Савин и обед столовский пропустил. Не то чтобы позабыл про него, увлекшись, но сознательно не захотел отрываться от стола. Последнюю точку поставил уже под вечер. Взялся напоследок за титульный лист, чтобы вписать авторов предложения. И вдруг замер, пораженный несуразной на первый взгляд мыслью. Как же он будет вписывать Ольгу, если не знает ее фамилии! И отчества не знает. И что ему вообще о ней известно? То, что у нее есть дядя по имени Иннокентий. Есть дом в Усть-Нимане, маленьком поселке со сплошь заколоченными избами. Жила в интернате. Кончила в Хабаровске педучилище... И все?
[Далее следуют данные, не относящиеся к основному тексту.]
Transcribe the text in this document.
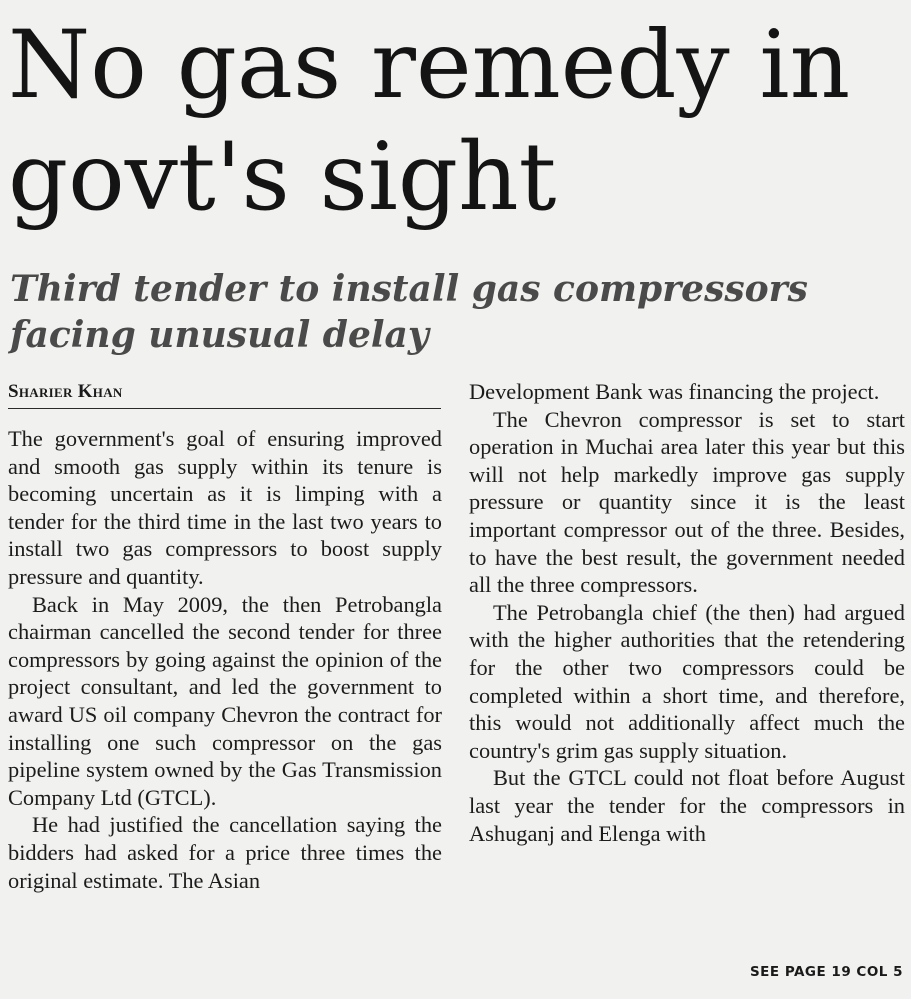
No gas remedy in
govt's sight
Third tender to install gas compressors
facing unusual delay
Sharier Khan

The government's goal of ensuring improved and smooth gas supply within its tenure is becoming uncertain as it is limping with a tender for the third time in the last two years to install two gas compressors to boost supply pressure and quantity.

Back in May 2009, the then Petrobangla chairman cancelled the second tender for three compressors by going against the opinion of the project consultant, and led the government to award US oil company Chevron the contract for installing one such compressor on the gas pipeline system owned by the Gas Transmission Company Ltd (GTCL).

He had justified the cancellation saying the bidders had asked for a price three times the original estimate. The Asian

Development Bank was financing the project.

The Chevron compressor is set to start operation in Muchai area later this year but this will not help markedly improve gas supply pressure or quantity since it is the least important compressor out of the three. Besides, to have the best result, the government needed all the three compressors.

The Petrobangla chief (the then) had argued with the higher authorities that the retendering for the other two compressors could be completed within a short time, and therefore, this would not additionally affect much the country's grim gas supply situation.

But the GTCL could not float before August last year the tender for the compressors in Ashuganj and Elenga with

SEE PAGE 19 COL 5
Нет, не все. Этого мало для анкеты. А для души у Савина есть другое. Есть узкая ладошка: «пей, бойе!» Есть долгая и вместе с тем короткая ночь на Эльге, в которой жизнь измерялась по-другому. В этом другом измерении знание о человеке шло изнутри. Только двоим оно доступно. Постороннему же все кажется до предела упрощенным, почти примитивным, потому что, кроме двоих, никто не видел гордой сохатиной головы, ни для кого не играл серебряный колокольчик и не косил лиловым глазом глухарь Кешка. И Иван Сверяба — тоже посторонний. Не понял бы, сказал бы: «И фамилию не спрашивает». А фамилия — это чистый лист бумаги с загадочными знаками на ней. Поди разберись, что они означают, какую тайну скрывают...
Между тем вертолета все не было.
Савин вышел на улицу. Было безветренно и морозно. Дымы из труб устремлялись вверх густыми широкими столбами. Савин прислушивался, не гудит ли вертолет. В какой-то миг ему показалось, что в небе застрекотало. Но нет, гуд шел от клубного движка. Видно, киномеханик Зайцев проверял перед сеансом аварийное освещение.